I am out of my wits trying to get a ligation reaction to work. It would be very helpful if you could give some advise. The following are the conditions of the ligation reaction I am trying.
1) PCR amplification of template DNA (~3kb size) and gel purification using QIAquick purification kit.
2) Restriction digestion of pLenti6/V5 TOPO vector (~7kb size) with BamH1 and BstB1 for 1 hr at 37C. Gel purification of vector and hopefuly I did not overexpose the vector DNA to UV light while cutting the band from the gel.
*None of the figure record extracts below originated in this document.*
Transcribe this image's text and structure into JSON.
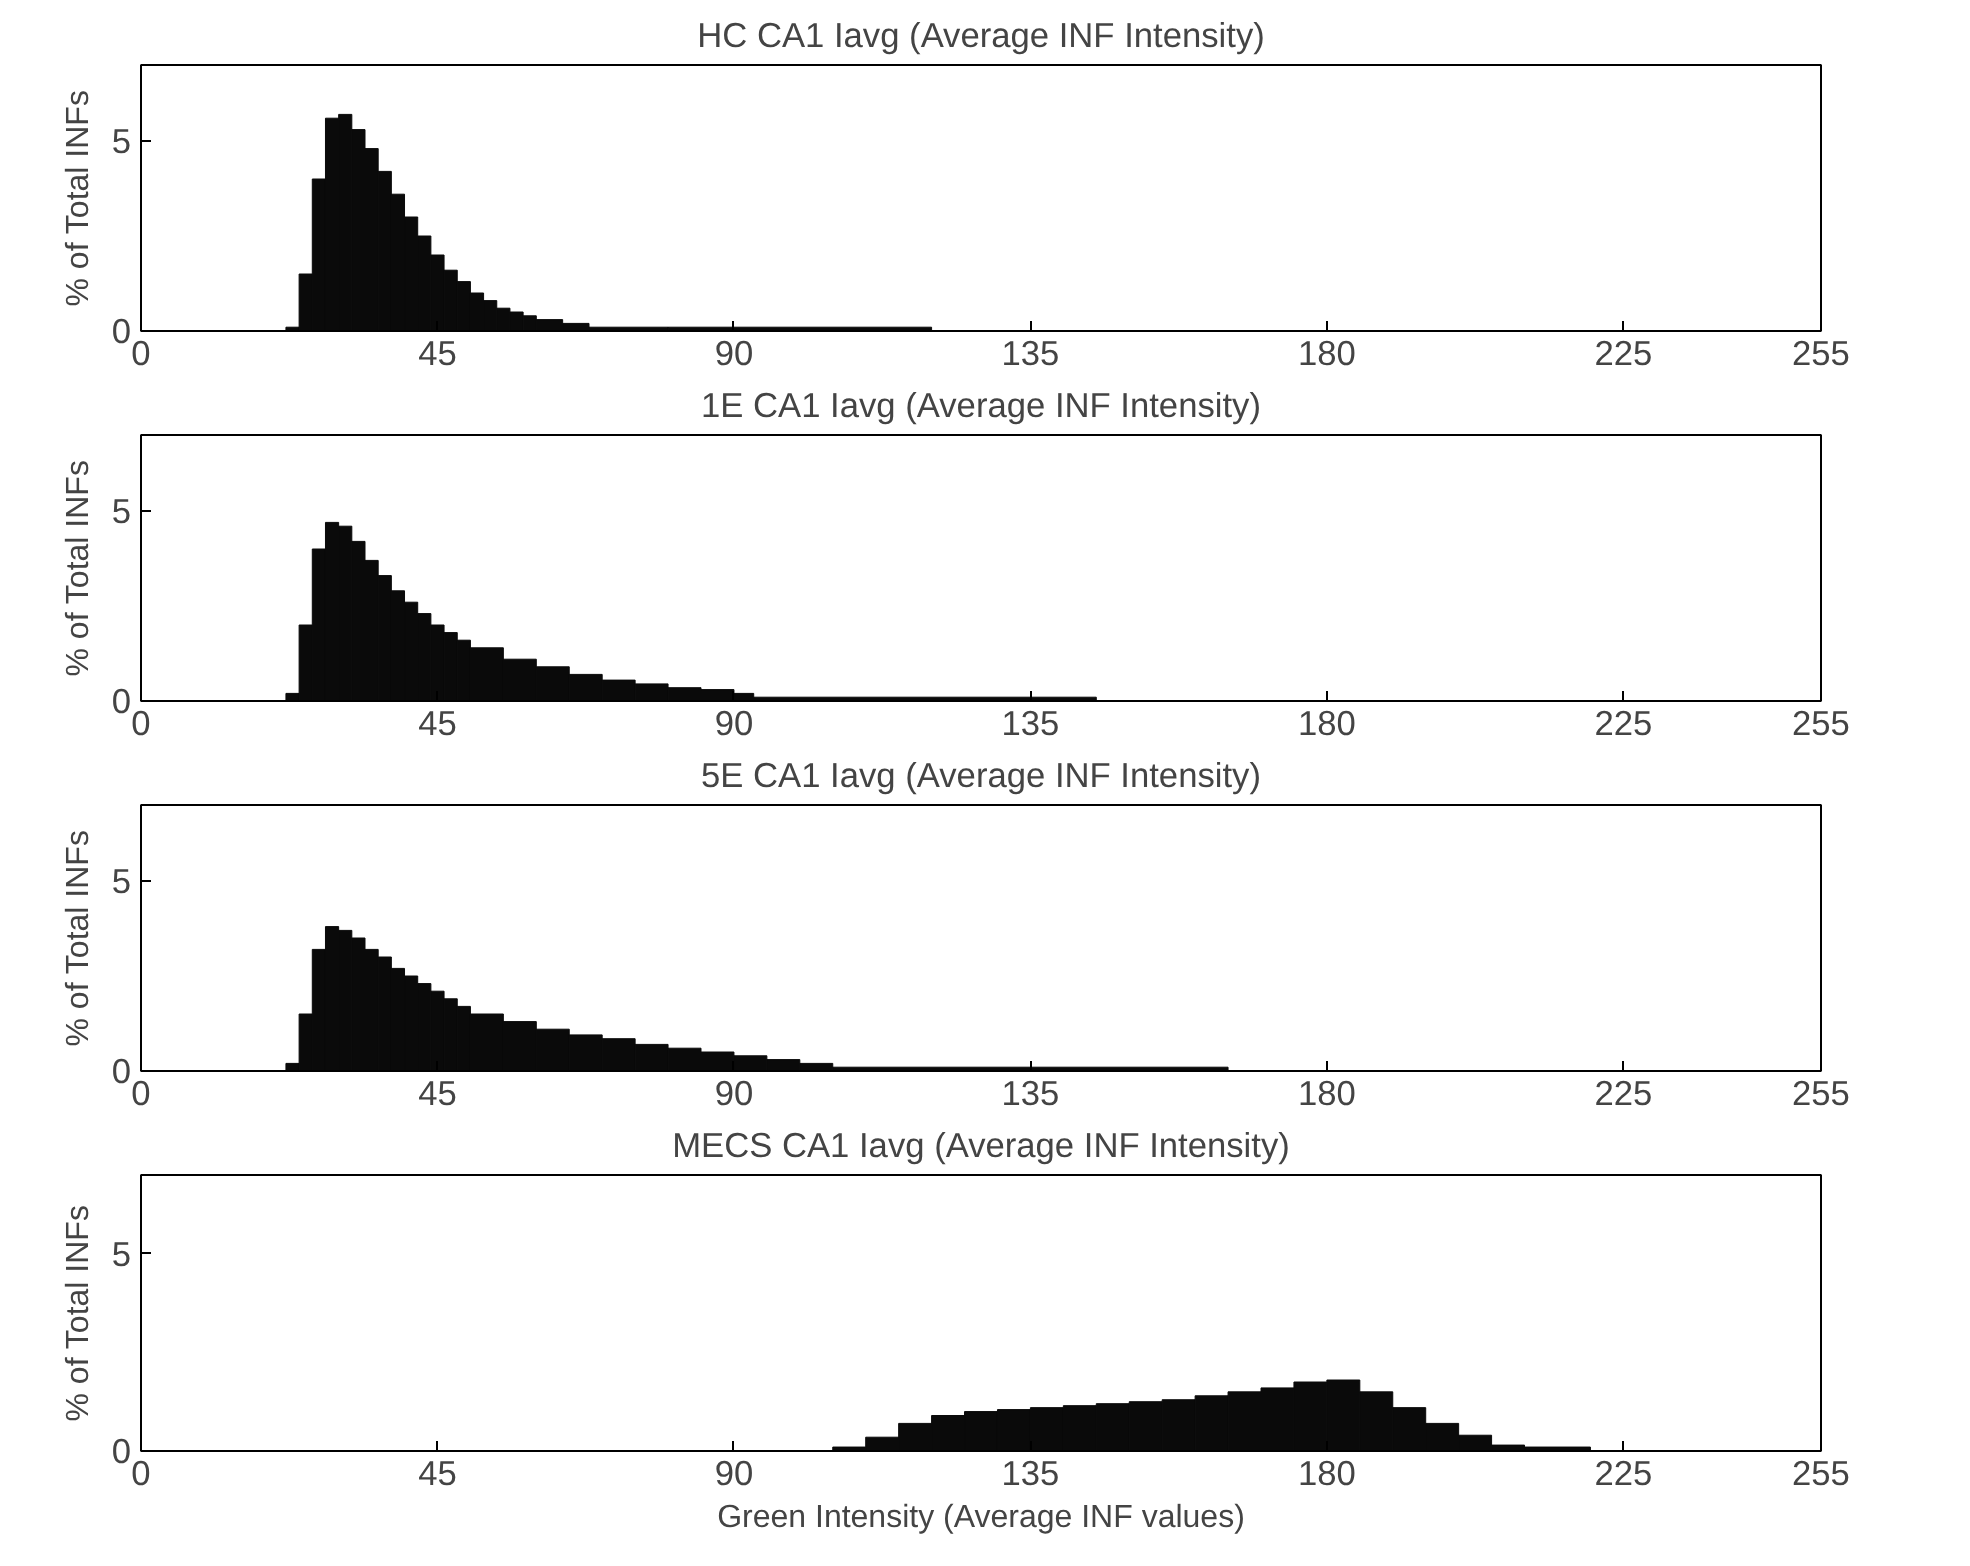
{
  "chart_data": [
    {
      "type": "histogram",
      "title": "HC CA1 Iavg (Average INF Intensity)",
      "ylabel": "% of Total INFs",
      "color": "#0a0a0a",
      "xlim": [
        0,
        255
      ],
      "xticks": [
        0,
        45,
        90,
        135,
        180,
        225,
        255
      ],
      "ylim": [
        0,
        7
      ],
      "yticks": [
        0,
        5
      ],
      "grid": false,
      "bins": [
        22,
        24,
        26,
        28,
        30,
        32,
        34,
        36,
        38,
        40,
        42,
        44,
        46,
        48,
        50,
        52,
        54,
        56,
        58,
        60,
        64,
        68,
        80,
        120
      ],
      "values": [
        0.1,
        1.5,
        4.0,
        5.6,
        5.7,
        5.3,
        4.8,
        4.2,
        3.6,
        3.0,
        2.5,
        2.0,
        1.6,
        1.3,
        1.0,
        0.8,
        0.6,
        0.5,
        0.4,
        0.3,
        0.2,
        0.1,
        0.1
      ]
    },
    {
      "type": "histogram",
      "title": "1E CA1 Iavg (Average INF Intensity)",
      "ylabel": "% of Total INFs",
      "color": "#0a0a0a",
      "xlim": [
        0,
        255
      ],
      "xticks": [
        0,
        45,
        90,
        135,
        180,
        225,
        255
      ],
      "ylim": [
        0,
        7
      ],
      "yticks": [
        0,
        5
      ],
      "grid": false,
      "bins": [
        22,
        24,
        26,
        28,
        30,
        32,
        34,
        36,
        38,
        40,
        42,
        44,
        46,
        48,
        50,
        55,
        60,
        65,
        70,
        75,
        80,
        85,
        90,
        93,
        145
      ],
      "values": [
        0.2,
        2.0,
        4.0,
        4.7,
        4.6,
        4.2,
        3.7,
        3.3,
        2.9,
        2.6,
        2.3,
        2.0,
        1.8,
        1.6,
        1.4,
        1.1,
        0.9,
        0.7,
        0.55,
        0.45,
        0.35,
        0.3,
        0.2,
        0.1
      ]
    },
    {
      "type": "histogram",
      "title": "5E CA1 Iavg (Average INF Intensity)",
      "ylabel": "% of Total INFs",
      "color": "#0a0a0a",
      "xlim": [
        0,
        255
      ],
      "xticks": [
        0,
        45,
        90,
        135,
        180,
        225,
        255
      ],
      "ylim": [
        0,
        7
      ],
      "yticks": [
        0,
        5
      ],
      "grid": false,
      "bins": [
        22,
        24,
        26,
        28,
        30,
        32,
        34,
        36,
        38,
        40,
        42,
        44,
        46,
        48,
        50,
        55,
        60,
        65,
        70,
        75,
        80,
        85,
        90,
        95,
        100,
        105,
        165
      ],
      "values": [
        0.2,
        1.5,
        3.2,
        3.8,
        3.7,
        3.5,
        3.2,
        3.0,
        2.7,
        2.5,
        2.3,
        2.1,
        1.9,
        1.7,
        1.5,
        1.3,
        1.1,
        0.95,
        0.85,
        0.7,
        0.6,
        0.5,
        0.4,
        0.3,
        0.2,
        0.1
      ]
    },
    {
      "type": "histogram",
      "title": "MECS CA1 Iavg (Average INF Intensity)",
      "ylabel": "% of Total INFs",
      "xlabel": "Green Intensity (Average INF values)",
      "color": "#0a0a0a",
      "xlim": [
        0,
        255
      ],
      "xticks": [
        0,
        45,
        90,
        135,
        180,
        225,
        255
      ],
      "ylim": [
        0,
        7
      ],
      "yticks": [
        0,
        5
      ],
      "grid": false,
      "bins": [
        105,
        110,
        115,
        120,
        125,
        130,
        135,
        140,
        145,
        150,
        155,
        160,
        165,
        170,
        175,
        180,
        185,
        190,
        195,
        200,
        205,
        210,
        220
      ],
      "values": [
        0.1,
        0.35,
        0.7,
        0.9,
        1.0,
        1.05,
        1.1,
        1.15,
        1.2,
        1.25,
        1.3,
        1.4,
        1.5,
        1.6,
        1.75,
        1.8,
        1.5,
        1.1,
        0.7,
        0.4,
        0.15,
        0.1
      ]
    }
  ]
}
3) Digested amplified template DNA with BAMH1 and BstB1 for 1 hr at 37C. Gel purified digested DNA with, what I think was, very little exposure to UV light.
3) Treated vector DNA with Antarctic phosphatase for 60 mins at 37C and then denatured enzyme at 65C for 8 mins.
4) Ligation reactions:
a) tried to ligate 58 ng vector + 75 ng template at 16C overnight
b) tried to ligate 58 ng vector + 75 ng template at 4C overnight
c) tried to ligate 58 ng vector + 100 ng template at 4C overnight
I did ligation reactions with all the above conditions to just test the ligation reactions on a gel to verify and saw a band at 10 kb and higher for ligation reactions and just vector and template bands in a control reaction without ligase.
I tried to transform stbl3 bacteria with the ligation reactions and I do not see any colonies. My positive control with circular vector plasmid was able to transform the bacteria but none of the ligated plasmids.
I am at my wits end trying to figure out what I am doing wrong.
Any advice will be be helpful at this stage.